Kritik Tajam terhadap Pendekatan Sloganistis
Feri menyayangkan bahwa strategi komunikasi politik kepala daerah terkesan lebih difokuskan pada slogan, publikasi, dan pencitraan, ketimbang pelaksanaan kebijakan substansial. Ia mencontohkan bagaimana peluncuran program-program strategis dilakukan dengan seremoni besar-besaran, namun tanpa kejelasan pelaksanaan teknis di lapangan.
“Kalau hanya menebar slogan, itu tidak sulit. Tapi masyarakat menanti pelaksanaan yang terukur. Kita ingin lihat langkah konkret, bukan sekadar foto di media sosial atau baliho-baliho besar. Ini bukan soal retorika, ini soal nasib rakyat,” ujarnya.

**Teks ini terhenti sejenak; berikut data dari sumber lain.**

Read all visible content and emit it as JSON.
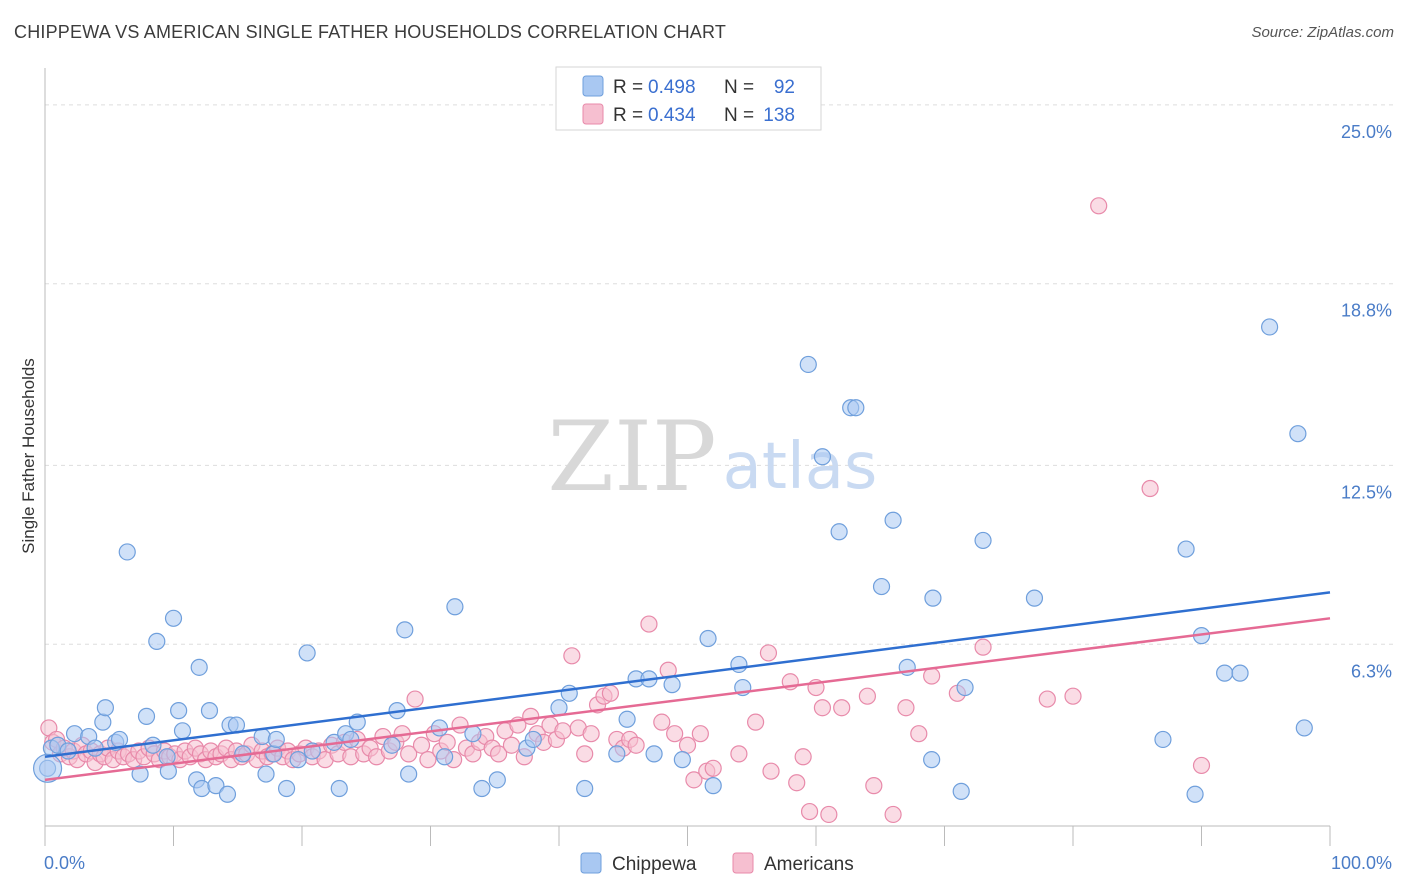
{
  "title": "CHIPPEWA VS AMERICAN SINGLE FATHER HOUSEHOLDS CORRELATION CHART",
  "source": "Source: ZipAtlas.com",
  "watermark": {
    "zip": "ZIP",
    "atlas": "atlas"
  },
  "colors": {
    "chippewa_fill": "#a9c8f2",
    "chippewa_stroke": "#6f9fdc",
    "chippewa_line": "#2f6fd0",
    "americans_fill": "#f6bfd0",
    "americans_stroke": "#e88aaa",
    "americans_line": "#e56a94",
    "grid": "#dddddd",
    "tick_text": "#4a7cc7"
  },
  "legend": {
    "r_label": "R =",
    "n_label": "N =",
    "chippewa": {
      "r": "0.498",
      "n": "92"
    },
    "americans": {
      "r": "0.434",
      "n": "138"
    }
  },
  "chart_data": {
    "type": "scatter",
    "title": "CHIPPEWA VS AMERICAN SINGLE FATHER HOUSEHOLDS CORRELATION CHART",
    "xlabel": "",
    "ylabel": "Single Father Households",
    "xlim": [
      0,
      100
    ],
    "ylim": [
      0,
      26
    ],
    "x_tick_labels": [
      "0.0%",
      "100.0%"
    ],
    "y_ticks": [
      6.3,
      12.5,
      18.8,
      25.0
    ],
    "y_tick_labels": [
      "6.3%",
      "12.5%",
      "18.8%",
      "25.0%"
    ],
    "grid": "horizontal dashed",
    "legend_position": "top-center",
    "series": [
      {
        "name": "Chippewa",
        "trend": {
          "x": [
            0,
            100
          ],
          "y": [
            2.4,
            8.1
          ]
        },
        "points": [
          [
            0.2,
            2.0
          ],
          [
            0.5,
            2.7
          ],
          [
            1.0,
            2.8
          ],
          [
            1.8,
            2.6
          ],
          [
            2.3,
            3.2
          ],
          [
            3.4,
            3.1
          ],
          [
            3.9,
            2.7
          ],
          [
            4.5,
            3.6
          ],
          [
            4.7,
            4.1
          ],
          [
            5.5,
            2.9
          ],
          [
            5.8,
            3.0
          ],
          [
            6.4,
            9.5
          ],
          [
            7.4,
            1.8
          ],
          [
            7.9,
            3.8
          ],
          [
            8.4,
            2.8
          ],
          [
            8.7,
            6.4
          ],
          [
            9.5,
            2.4
          ],
          [
            9.6,
            1.9
          ],
          [
            10.0,
            7.2
          ],
          [
            10.4,
            4.0
          ],
          [
            10.7,
            3.3
          ],
          [
            11.8,
            1.6
          ],
          [
            12.0,
            5.5
          ],
          [
            12.2,
            1.3
          ],
          [
            12.8,
            4.0
          ],
          [
            13.3,
            1.4
          ],
          [
            14.2,
            1.1
          ],
          [
            14.4,
            3.5
          ],
          [
            14.9,
            3.5
          ],
          [
            15.4,
            2.5
          ],
          [
            16.9,
            3.1
          ],
          [
            17.2,
            1.8
          ],
          [
            17.8,
            2.5
          ],
          [
            18.0,
            3.0
          ],
          [
            18.8,
            1.3
          ],
          [
            19.7,
            2.3
          ],
          [
            20.4,
            6.0
          ],
          [
            20.8,
            2.6
          ],
          [
            22.5,
            2.9
          ],
          [
            22.9,
            1.3
          ],
          [
            23.4,
            3.2
          ],
          [
            23.8,
            3.0
          ],
          [
            24.3,
            3.6
          ],
          [
            27.0,
            2.8
          ],
          [
            27.4,
            4.0
          ],
          [
            28.0,
            6.8
          ],
          [
            28.3,
            1.8
          ],
          [
            30.7,
            3.4
          ],
          [
            31.1,
            2.4
          ],
          [
            31.9,
            7.6
          ],
          [
            33.3,
            3.2
          ],
          [
            34.0,
            1.3
          ],
          [
            35.2,
            1.6
          ],
          [
            37.5,
            2.7
          ],
          [
            38.0,
            3.0
          ],
          [
            40.0,
            4.1
          ],
          [
            40.8,
            4.6
          ],
          [
            42.0,
            1.3
          ],
          [
            44.5,
            2.5
          ],
          [
            45.3,
            3.7
          ],
          [
            46.0,
            5.1
          ],
          [
            47.0,
            5.1
          ],
          [
            47.4,
            2.5
          ],
          [
            48.8,
            4.9
          ],
          [
            49.6,
            2.3
          ],
          [
            51.6,
            6.5
          ],
          [
            52.0,
            1.4
          ],
          [
            54.0,
            5.6
          ],
          [
            54.3,
            4.8
          ],
          [
            59.4,
            16.0
          ],
          [
            60.5,
            12.8
          ],
          [
            61.8,
            10.2
          ],
          [
            62.7,
            14.5
          ],
          [
            63.1,
            14.5
          ],
          [
            65.1,
            8.3
          ],
          [
            66.0,
            10.6
          ],
          [
            67.1,
            5.5
          ],
          [
            69.0,
            2.3
          ],
          [
            69.1,
            7.9
          ],
          [
            71.3,
            1.2
          ],
          [
            71.6,
            4.8
          ],
          [
            73.0,
            9.9
          ],
          [
            77.0,
            7.9
          ],
          [
            87.0,
            3.0
          ],
          [
            88.8,
            9.6
          ],
          [
            89.5,
            1.1
          ],
          [
            90.0,
            6.6
          ],
          [
            91.8,
            5.3
          ],
          [
            93.0,
            5.3
          ],
          [
            95.3,
            17.3
          ],
          [
            97.5,
            13.6
          ],
          [
            98.0,
            3.4
          ]
        ]
      },
      {
        "name": "Americans",
        "trend": {
          "x": [
            0,
            100
          ],
          "y": [
            1.6,
            7.2
          ]
        },
        "points": [
          [
            0.3,
            3.4
          ],
          [
            0.6,
            2.9
          ],
          [
            0.9,
            3.0
          ],
          [
            1.2,
            2.5
          ],
          [
            1.5,
            2.7
          ],
          [
            1.9,
            2.4
          ],
          [
            2.2,
            2.6
          ],
          [
            2.5,
            2.3
          ],
          [
            2.9,
            2.8
          ],
          [
            3.2,
            2.5
          ],
          [
            3.6,
            2.6
          ],
          [
            3.9,
            2.2
          ],
          [
            4.3,
            2.5
          ],
          [
            4.6,
            2.4
          ],
          [
            4.9,
            2.7
          ],
          [
            5.3,
            2.3
          ],
          [
            5.7,
            2.6
          ],
          [
            6.1,
            2.4
          ],
          [
            6.5,
            2.5
          ],
          [
            6.9,
            2.3
          ],
          [
            7.3,
            2.6
          ],
          [
            7.7,
            2.4
          ],
          [
            8.1,
            2.7
          ],
          [
            8.5,
            2.5
          ],
          [
            8.9,
            2.3
          ],
          [
            9.3,
            2.6
          ],
          [
            9.7,
            2.4
          ],
          [
            10.1,
            2.5
          ],
          [
            10.5,
            2.3
          ],
          [
            10.9,
            2.6
          ],
          [
            11.3,
            2.4
          ],
          [
            11.7,
            2.7
          ],
          [
            12.1,
            2.5
          ],
          [
            12.5,
            2.3
          ],
          [
            12.9,
            2.6
          ],
          [
            13.3,
            2.4
          ],
          [
            13.7,
            2.5
          ],
          [
            14.1,
            2.7
          ],
          [
            14.5,
            2.3
          ],
          [
            14.9,
            2.6
          ],
          [
            15.3,
            2.4
          ],
          [
            15.7,
            2.5
          ],
          [
            16.1,
            2.8
          ],
          [
            16.5,
            2.3
          ],
          [
            16.9,
            2.6
          ],
          [
            17.3,
            2.4
          ],
          [
            17.7,
            2.5
          ],
          [
            18.1,
            2.7
          ],
          [
            18.5,
            2.4
          ],
          [
            18.9,
            2.6
          ],
          [
            19.3,
            2.3
          ],
          [
            19.8,
            2.5
          ],
          [
            20.3,
            2.7
          ],
          [
            20.8,
            2.4
          ],
          [
            21.3,
            2.6
          ],
          [
            21.8,
            2.3
          ],
          [
            22.3,
            2.8
          ],
          [
            22.8,
            2.5
          ],
          [
            23.3,
            2.9
          ],
          [
            23.8,
            2.4
          ],
          [
            24.3,
            3.0
          ],
          [
            24.8,
            2.5
          ],
          [
            25.3,
            2.7
          ],
          [
            25.8,
            2.4
          ],
          [
            26.3,
            3.1
          ],
          [
            26.8,
            2.6
          ],
          [
            27.3,
            2.9
          ],
          [
            27.8,
            3.2
          ],
          [
            28.3,
            2.5
          ],
          [
            28.8,
            4.4
          ],
          [
            29.3,
            2.8
          ],
          [
            29.8,
            2.3
          ],
          [
            30.3,
            3.2
          ],
          [
            30.8,
            2.6
          ],
          [
            31.3,
            2.9
          ],
          [
            31.8,
            2.3
          ],
          [
            32.3,
            3.5
          ],
          [
            32.8,
            2.7
          ],
          [
            33.3,
            2.5
          ],
          [
            33.8,
            2.9
          ],
          [
            34.3,
            3.1
          ],
          [
            34.8,
            2.7
          ],
          [
            35.3,
            2.5
          ],
          [
            35.8,
            3.3
          ],
          [
            36.3,
            2.8
          ],
          [
            36.8,
            3.5
          ],
          [
            37.3,
            2.4
          ],
          [
            37.8,
            3.8
          ],
          [
            38.3,
            3.2
          ],
          [
            38.8,
            2.9
          ],
          [
            39.3,
            3.5
          ],
          [
            39.8,
            3.0
          ],
          [
            40.3,
            3.3
          ],
          [
            41.0,
            5.9
          ],
          [
            41.5,
            3.4
          ],
          [
            42.0,
            2.5
          ],
          [
            42.5,
            3.2
          ],
          [
            43.0,
            4.2
          ],
          [
            43.5,
            4.5
          ],
          [
            44.0,
            4.6
          ],
          [
            44.5,
            3.0
          ],
          [
            45.0,
            2.7
          ],
          [
            45.5,
            3.0
          ],
          [
            46.0,
            2.8
          ],
          [
            47.0,
            7.0
          ],
          [
            48.0,
            3.6
          ],
          [
            48.5,
            5.4
          ],
          [
            49.0,
            3.2
          ],
          [
            50.0,
            2.8
          ],
          [
            50.5,
            1.6
          ],
          [
            51.0,
            3.2
          ],
          [
            51.5,
            1.9
          ],
          [
            52.0,
            2.0
          ],
          [
            54.0,
            2.5
          ],
          [
            55.3,
            3.6
          ],
          [
            56.3,
            6.0
          ],
          [
            56.5,
            1.9
          ],
          [
            58.0,
            5.0
          ],
          [
            58.5,
            1.5
          ],
          [
            59.0,
            2.4
          ],
          [
            59.5,
            0.5
          ],
          [
            60.0,
            4.8
          ],
          [
            60.5,
            4.1
          ],
          [
            61.0,
            0.4
          ],
          [
            62.0,
            4.1
          ],
          [
            64.0,
            4.5
          ],
          [
            64.5,
            1.4
          ],
          [
            66.0,
            0.4
          ],
          [
            67.0,
            4.1
          ],
          [
            68.0,
            3.2
          ],
          [
            69.0,
            5.2
          ],
          [
            71.0,
            4.6
          ],
          [
            73.0,
            6.2
          ],
          [
            78.0,
            4.4
          ],
          [
            80.0,
            4.5
          ],
          [
            82.0,
            21.5
          ],
          [
            86.0,
            11.7
          ],
          [
            90.0,
            2.1
          ]
        ]
      }
    ]
  }
}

FPPI menyoroti lemahnya kinerja pemerintah daerah dalam merespons isu-isu utama seperti kemiskinan, pengangguran, kerusakan infrastruktur, dan kualitas pelayanan publik. Menurut Feri, saat ini masih banyak sekolah yang kekurangan sarana belajar, petani kesulitan mendapatkan pupuk dan akses pasar, serta pemuda Garut yang kehilangan arah karena minimnya kebijakan pemberdayaan.
“Anak-anak kita masih belajar di ruang kelas yang rusak, tenaga kesehatan masih kekurangan fasilitas, dan para pemuda butuh ruang berdaya. Tapi yang disajikan ke publik hanya liputan acara, bukan laporan pencapaian,” lanjutnya.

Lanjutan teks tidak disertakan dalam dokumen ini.